Overseeing this zoo was volatile, but visionary publisher Barry Kramer, whose father died as he was playing with the boy in his arms. Kramer was hellbent on self-destruction like a lot of the bands his magazine profiled.

How important was Creem? Michael Stipe recounts discovering the magazine, like the Pope picking up the Bible for the first time. Alice Cooper and Joan Jett pay their respects, as well as Cameron Crowe, who freelanced for Creem as well as their arch-rival, Rolling Stone.
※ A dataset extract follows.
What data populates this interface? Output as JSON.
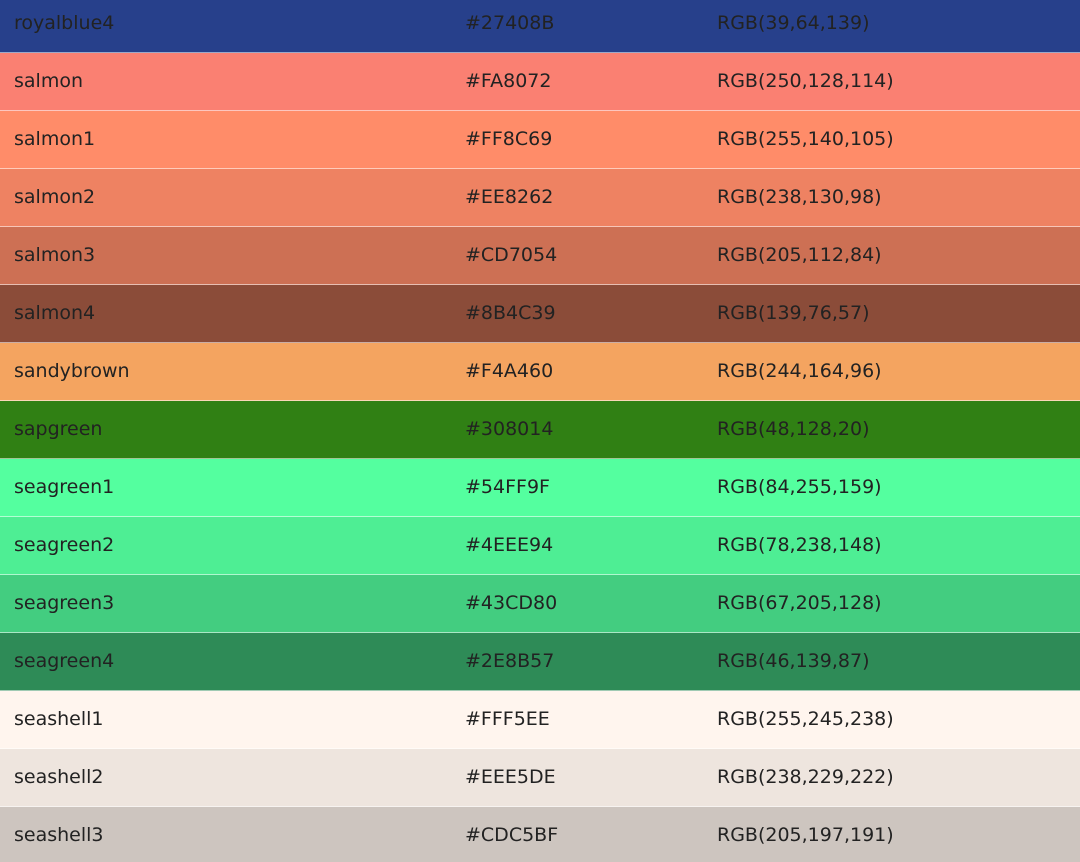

The 1970s were infamous were sex, drugs and wasted money, but in this lovingly made doc, all those vices brewed at Creem which somehow stayed one step ahead of insolvency without selling out its soul. After all, Creem embraced punk and metal when Rolling Stone spat on it. If the Stone was the erudite, overachieving big brother, then Creem was the scruffy, little guy who did bottle tokes in the alley. Creem captured the spirit of seventies' rock at its most dissolute and decadent.

Creem is one fun ride through rock and American pop culture.